Rocket From the Tombs
Bottom of the Hill, 1233 17th St. (at Missouri), S.F.
The Sermon and Comets on Fire open
Wednesday, Nov. 19, at 9 p.m.
Tickets are $14
621-4455
The scorched, paper-thin recording has as much heat and color jumping off of it as any document of its era. It sounds otherworldly, and not only because it seems to have been recorded live from the moon by a single cheapo mike placed at the bottom of Lake Erie. With its improvisational ethos and experimental leanings, the record seems intent on screwing with the cartoon that was to become "punk" before it was even drawn up. And while the 19 tracks are book-ended by Stooges covers and the blues-edged metallic drone that shows up throughout is hardly all its own, RFTT's sound goes beyond hero-worship for its Detroit progenitors. For one thing, the band has a sweet side, shown on a stately cover of the Velvet Underground's "Foggy Notion." And the originals "Sonic Reducer," "Final Solution," and "Thirty Seconds Over Tokyo" were to become, in the hands of the Dead Boys and Pere Ubu, as rooted in the punk canon as The Stooges' "Raw Power" or "Search and Destroy."
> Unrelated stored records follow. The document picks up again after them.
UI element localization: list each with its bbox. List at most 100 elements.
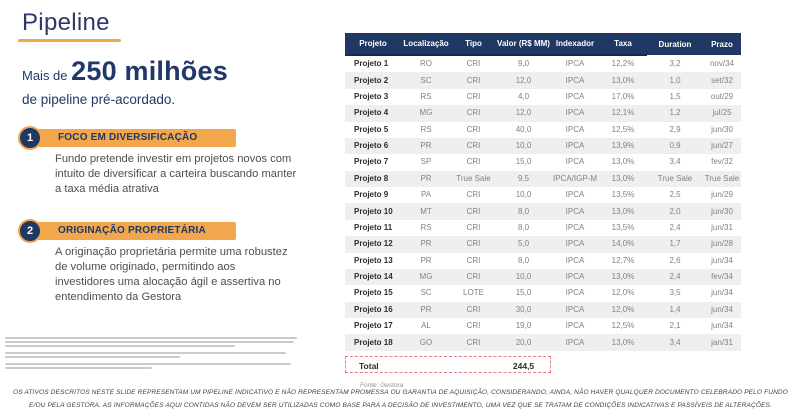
table-cell: 2,5	[669, 190, 681, 200]
project-name-cell: Projeto 7	[354, 157, 389, 167]
table-row: Projeto 2 SC CRI 12,0 IPCA 13,0% 1,0 set/32	[345, 72, 741, 89]
table-cell: 15,0	[515, 288, 532, 298]
table-cell: 12,1%	[611, 108, 635, 118]
table-cell: jul/25	[712, 108, 732, 118]
fineprint-paragraph	[5, 337, 305, 347]
table-cell: 12,2%	[611, 59, 635, 69]
table-cell: 9,5	[517, 173, 530, 183]
table-cell: IPCA	[565, 239, 585, 249]
pipeline-table-header: Projeto Localização Tipo Valor (R$ MM) Index…	[345, 33, 741, 56]
table-cell: 2,4	[669, 272, 681, 282]
table-cell: PR	[420, 173, 432, 183]
project-name-cell: Projeto 8	[354, 173, 389, 183]
table-cell: IPCA	[565, 304, 585, 314]
table-row: Projeto 17 AL CRI 19,0 IPCA 12,5% 2,1 jun/34	[345, 318, 741, 334]
table-cell: jun/34	[711, 255, 733, 265]
table-cell: 13,5%	[611, 222, 635, 232]
fineprint-paragraph	[5, 352, 305, 358]
table-cell: 9,0	[517, 59, 530, 69]
fineprint-line	[5, 363, 291, 365]
table-cell: fev/32	[711, 157, 733, 167]
table-cell: 14,0%	[611, 239, 635, 249]
table-cell: IPCA	[565, 272, 585, 282]
table-cell: 8,0	[517, 206, 530, 216]
table-cell: 4,0	[517, 91, 530, 101]
table-cell: PR	[420, 239, 432, 249]
project-name-cell: Projeto 16	[354, 304, 393, 314]
table-cell: IPCA	[565, 75, 585, 85]
point-1-number-badge: 1	[18, 126, 42, 150]
table-cell: 1,2	[669, 108, 681, 118]
table-cell: RS	[420, 124, 432, 134]
table-cell: out/29	[710, 91, 734, 101]
column-header: Localização	[401, 33, 451, 56]
table-cell: 13,5%	[611, 190, 635, 200]
column-header: Indexador	[551, 33, 599, 56]
fineprint-line	[5, 352, 286, 354]
table-cell: LOTE	[463, 288, 484, 298]
table-cell: 3,4	[669, 157, 681, 167]
table-cell: True Sale	[704, 173, 740, 183]
table-cell: IPCA	[565, 190, 585, 200]
table-row: Projeto 10 MT CRI 8,0 IPCA 13,0% 2,0 jun/30	[345, 203, 741, 220]
table-cell: RS	[420, 222, 432, 232]
table-cell: jun/30	[711, 206, 733, 216]
project-name-cell: Projeto 5	[354, 124, 389, 134]
source-note: Fonte: Gestora	[360, 381, 404, 389]
column-header: Prazo	[703, 33, 741, 55]
table-cell: MG	[419, 272, 433, 282]
point-2-number-badge: 2	[18, 219, 42, 243]
table-cell: CRI	[466, 108, 481, 118]
column-header: Duration	[647, 33, 703, 55]
table-cell: SC	[420, 288, 432, 298]
pipeline-table-body: Projeto 1 RO CRI 9,0 IPCA 12,2% 3,2 nov/34 Proje…	[345, 55, 741, 351]
table-cell: 13,0%	[611, 272, 635, 282]
table-cell: 1,7	[669, 239, 681, 249]
table-cell: set/32	[711, 75, 733, 85]
table-cell: GO	[419, 337, 433, 347]
table-cell: 1,4	[669, 304, 681, 314]
table-cell: 30,0	[515, 304, 532, 314]
table-cell: 2,0	[669, 206, 681, 216]
project-name-cell: Projeto 17	[354, 321, 393, 331]
table-cell: 12,7%	[611, 255, 635, 265]
table-cell: True Sale	[657, 173, 693, 183]
table-cell: jan/31	[711, 337, 733, 347]
table-cell: 12,5%	[611, 321, 635, 331]
table-cell: 19,0	[515, 321, 532, 331]
table-cell: CRI	[466, 59, 481, 69]
table-cell: 5,0	[517, 239, 530, 249]
project-name-cell: Projeto 1	[354, 59, 389, 69]
column-header: Projeto	[345, 33, 401, 56]
table-cell: 0,9	[669, 141, 681, 151]
table-cell: IPCA	[565, 337, 585, 347]
table-cell: IPCA	[565, 206, 585, 216]
table-cell: 12,5%	[611, 124, 635, 134]
table-cell: CRI	[466, 321, 481, 331]
table-cell: IPCA	[565, 222, 585, 232]
table-cell: MT	[420, 206, 432, 216]
table-cell: CRI	[466, 141, 481, 151]
table-cell: 10,0	[515, 272, 532, 282]
table-cell: 13,9%	[611, 141, 635, 151]
table-cell: 13,0%	[611, 157, 635, 167]
table-row: Projeto 14 MG CRI 10,0 IPCA 13,0% 2,4 fev/34	[345, 268, 741, 286]
table-cell: IPCA	[565, 91, 585, 101]
table-cell: CRI	[466, 304, 481, 314]
fineprint-footnotes	[5, 337, 305, 374]
headline-amount: 250 milhões	[71, 56, 228, 86]
table-cell: fev/34	[711, 272, 733, 282]
fineprint-line	[5, 356, 180, 358]
table-row: Projeto 12 PR CRI 5,0 IPCA 14,0% 1,7 jun/28	[345, 236, 741, 253]
table-cell: 8,0	[517, 222, 530, 232]
total-value: 244,5	[512, 360, 535, 371]
pipeline-table-section: Projeto Localização Tipo Valor (R$ MM) Index…	[345, 33, 741, 389]
table-cell: IPCA	[565, 255, 585, 265]
fineprint-line	[5, 341, 294, 343]
table-cell: 2,4	[669, 222, 681, 232]
table-cell: CRI	[466, 255, 481, 265]
table-cell: PR	[420, 141, 432, 151]
total-label: Total	[359, 360, 379, 371]
project-name-cell: Projeto 9	[354, 190, 389, 200]
fineprint-line	[5, 337, 297, 339]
Of course, if it's legend-for-legend's-sake you're after, you can't do much better than a live show by the reconstituted RFTT. Not only do you get Pere Ubu's David Thomas (formerly known as Crocus Behemoth!) and the Dead Boys' Cheetah Chrome and Johnny Blitz, but also Television's Richard Lloyd, who replaces long-deceased original guitarist Peter Laughner. That's like spotting Bigfoot, Elvis, and Nessie playing poker. Make sure to bring your vinyl and sharpies.